The Australian Road Research Board (ARRB) said the stage is set in South Australia to trial what could be the next big thing for the automotive sector. A partnership between ARRB, Telstra, Bosch and Volvo means a self-driving car will be on the road in November this year.
“This trial presents a fantastic opportunity for South Australia to take a lead nationally and internationally in the development of this new technology and open up new opportunities for our economy,” commented State Premier Jay Weatherill.
According to ARRB, the autonomous motors will be tested to coincide with the Driverless Vehicle Conference, which South Australia is scheduled to host between November 5 and 6.
Accident rates in self-driving cars
Google is pioneering autonomous cars in the US, although the UK and Sweden are also making impressive strides in developing the technology.
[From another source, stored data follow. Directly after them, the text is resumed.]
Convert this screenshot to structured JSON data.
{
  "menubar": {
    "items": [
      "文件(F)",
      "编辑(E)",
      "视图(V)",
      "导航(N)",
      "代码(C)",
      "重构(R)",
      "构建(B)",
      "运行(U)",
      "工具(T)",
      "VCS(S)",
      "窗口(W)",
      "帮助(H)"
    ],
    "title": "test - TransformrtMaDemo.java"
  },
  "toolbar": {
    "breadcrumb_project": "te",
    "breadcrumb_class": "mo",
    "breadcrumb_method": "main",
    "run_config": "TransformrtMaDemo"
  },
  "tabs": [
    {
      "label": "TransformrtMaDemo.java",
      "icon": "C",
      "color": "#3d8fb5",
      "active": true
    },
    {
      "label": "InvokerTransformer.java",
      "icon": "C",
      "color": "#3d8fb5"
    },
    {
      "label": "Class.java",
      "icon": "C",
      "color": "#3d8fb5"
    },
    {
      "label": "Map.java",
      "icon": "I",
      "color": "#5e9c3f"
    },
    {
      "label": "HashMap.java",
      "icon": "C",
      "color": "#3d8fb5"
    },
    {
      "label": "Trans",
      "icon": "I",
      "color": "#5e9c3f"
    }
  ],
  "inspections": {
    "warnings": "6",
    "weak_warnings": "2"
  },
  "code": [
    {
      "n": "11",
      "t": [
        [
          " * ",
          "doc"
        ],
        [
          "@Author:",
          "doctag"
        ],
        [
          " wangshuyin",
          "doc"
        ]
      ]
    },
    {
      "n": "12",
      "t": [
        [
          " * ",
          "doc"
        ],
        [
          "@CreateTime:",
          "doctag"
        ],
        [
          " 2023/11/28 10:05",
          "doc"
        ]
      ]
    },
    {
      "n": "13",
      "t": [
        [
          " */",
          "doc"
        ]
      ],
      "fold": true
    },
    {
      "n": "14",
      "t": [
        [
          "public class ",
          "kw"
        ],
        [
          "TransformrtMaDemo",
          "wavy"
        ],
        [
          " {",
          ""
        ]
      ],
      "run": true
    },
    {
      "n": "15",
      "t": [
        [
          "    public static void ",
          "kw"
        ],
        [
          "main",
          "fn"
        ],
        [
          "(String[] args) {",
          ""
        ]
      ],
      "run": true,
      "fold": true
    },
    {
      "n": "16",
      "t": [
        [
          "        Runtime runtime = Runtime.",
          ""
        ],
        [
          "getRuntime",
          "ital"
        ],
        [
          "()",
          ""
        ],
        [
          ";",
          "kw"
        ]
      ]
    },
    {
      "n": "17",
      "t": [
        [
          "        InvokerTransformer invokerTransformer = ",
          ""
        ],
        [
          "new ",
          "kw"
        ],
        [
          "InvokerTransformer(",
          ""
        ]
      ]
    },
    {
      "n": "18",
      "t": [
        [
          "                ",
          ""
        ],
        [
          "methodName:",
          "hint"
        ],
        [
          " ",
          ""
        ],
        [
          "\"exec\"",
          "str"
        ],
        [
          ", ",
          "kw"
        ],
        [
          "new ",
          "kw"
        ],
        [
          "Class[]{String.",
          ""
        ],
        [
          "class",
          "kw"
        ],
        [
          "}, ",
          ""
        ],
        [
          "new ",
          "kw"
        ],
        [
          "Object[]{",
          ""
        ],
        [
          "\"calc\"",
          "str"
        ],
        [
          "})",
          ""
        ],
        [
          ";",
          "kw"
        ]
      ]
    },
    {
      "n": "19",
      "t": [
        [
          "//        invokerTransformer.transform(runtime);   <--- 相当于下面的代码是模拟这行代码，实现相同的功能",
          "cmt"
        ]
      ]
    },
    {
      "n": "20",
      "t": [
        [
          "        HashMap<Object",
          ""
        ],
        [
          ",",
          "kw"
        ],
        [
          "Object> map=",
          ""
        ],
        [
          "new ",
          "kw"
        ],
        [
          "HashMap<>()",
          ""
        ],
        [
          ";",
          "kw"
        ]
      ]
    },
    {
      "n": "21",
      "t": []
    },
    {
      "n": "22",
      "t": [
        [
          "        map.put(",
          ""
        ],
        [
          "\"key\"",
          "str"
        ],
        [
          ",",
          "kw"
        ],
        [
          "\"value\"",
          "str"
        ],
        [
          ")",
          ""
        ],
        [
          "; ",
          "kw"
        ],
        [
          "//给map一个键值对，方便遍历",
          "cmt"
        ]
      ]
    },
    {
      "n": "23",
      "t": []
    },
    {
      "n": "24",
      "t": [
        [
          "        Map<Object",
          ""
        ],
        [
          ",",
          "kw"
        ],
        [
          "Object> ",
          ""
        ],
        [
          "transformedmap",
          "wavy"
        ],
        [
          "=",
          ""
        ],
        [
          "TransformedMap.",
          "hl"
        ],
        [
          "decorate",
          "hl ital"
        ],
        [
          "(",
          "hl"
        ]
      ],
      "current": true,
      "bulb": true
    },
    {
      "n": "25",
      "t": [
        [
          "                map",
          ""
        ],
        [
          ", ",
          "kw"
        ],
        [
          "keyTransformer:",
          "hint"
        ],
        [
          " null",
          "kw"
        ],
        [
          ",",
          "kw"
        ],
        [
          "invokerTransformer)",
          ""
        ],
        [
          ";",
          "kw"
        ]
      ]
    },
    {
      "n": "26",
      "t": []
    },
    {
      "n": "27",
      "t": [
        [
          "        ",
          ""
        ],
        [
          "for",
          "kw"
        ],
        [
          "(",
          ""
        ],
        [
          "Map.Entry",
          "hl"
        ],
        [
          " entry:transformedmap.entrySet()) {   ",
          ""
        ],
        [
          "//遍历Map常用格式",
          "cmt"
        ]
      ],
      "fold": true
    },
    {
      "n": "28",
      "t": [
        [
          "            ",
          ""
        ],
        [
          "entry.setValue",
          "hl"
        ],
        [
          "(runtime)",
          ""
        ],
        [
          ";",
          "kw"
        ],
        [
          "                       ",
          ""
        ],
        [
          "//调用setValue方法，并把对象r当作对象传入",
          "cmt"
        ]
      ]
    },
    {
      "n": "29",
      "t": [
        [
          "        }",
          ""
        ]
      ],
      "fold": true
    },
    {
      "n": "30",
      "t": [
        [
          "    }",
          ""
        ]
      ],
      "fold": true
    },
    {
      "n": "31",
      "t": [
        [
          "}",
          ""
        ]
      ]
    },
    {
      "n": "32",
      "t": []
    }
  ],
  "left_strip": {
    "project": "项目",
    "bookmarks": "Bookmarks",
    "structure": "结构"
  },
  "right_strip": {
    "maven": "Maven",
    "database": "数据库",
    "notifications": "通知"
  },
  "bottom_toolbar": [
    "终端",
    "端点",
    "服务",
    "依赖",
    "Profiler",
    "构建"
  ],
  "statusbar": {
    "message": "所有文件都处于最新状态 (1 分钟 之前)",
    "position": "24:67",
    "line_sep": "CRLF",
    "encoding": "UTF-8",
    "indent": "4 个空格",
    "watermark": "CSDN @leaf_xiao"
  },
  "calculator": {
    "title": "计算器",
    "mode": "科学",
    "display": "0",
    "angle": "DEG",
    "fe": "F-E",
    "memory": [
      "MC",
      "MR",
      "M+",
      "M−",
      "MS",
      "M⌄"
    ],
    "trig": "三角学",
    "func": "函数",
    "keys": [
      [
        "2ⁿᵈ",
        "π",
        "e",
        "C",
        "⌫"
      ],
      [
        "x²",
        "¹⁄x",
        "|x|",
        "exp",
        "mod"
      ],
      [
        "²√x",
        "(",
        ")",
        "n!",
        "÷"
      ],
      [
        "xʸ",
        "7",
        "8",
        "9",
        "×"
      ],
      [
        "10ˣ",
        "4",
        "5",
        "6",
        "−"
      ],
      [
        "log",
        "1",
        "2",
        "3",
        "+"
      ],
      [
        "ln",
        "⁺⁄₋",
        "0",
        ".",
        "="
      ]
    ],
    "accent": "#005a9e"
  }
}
However, Google’s recent announcement that its vehicles have been involved in 14 minor road accidents since the project started may be cause for concern.
Not only does this have ramifications for road safety, but many people may also wonder how these vehicles will affect motor insurance premiums. The search engine giant has tried to allay concerns by claiming the incidents were due to human error on the parts of other drivers. In fact, the company said the driverless car was not responsible for any of the accidents.
A Monash University study has previously shown as many as 75 per cent of crashes on Australian roads are due to drivers’ mistakes. Other sources, such as the UK’s Royal Society for the Prevention of Accidents, put the incidence rate as high as 95 per cent.
Are driverless cars safer?
While driverless cars have come on leaps and bounds in recent years, it’s arguably still early days for the technology. Furthermore, organisations that invest in driverless fleets will also have various considerations to take into account regarding employee safety, business insurance and other issues before they are introduced.
Nevertheless, Managing Director of Volvo Cars Australia Kevin McCann claimed autonomous vehicles could enhance the wellbeing of drivers and passengers across Australia. This could result in insurance premiums going down in the future.
“At Volvo, we believe autonomous drive will lead to significant consumer and societal benefits, including improved traffic safety, improved fuel economy, reduced congestion, and the opportunity for improved infrastructure planning,” said Mr McCann.
Whether this is true or not is yet to be seen, but self-driving cars are on their way to Australia soon, meaning drivers, pedestrians, businesses and insurers need to be prepared for change.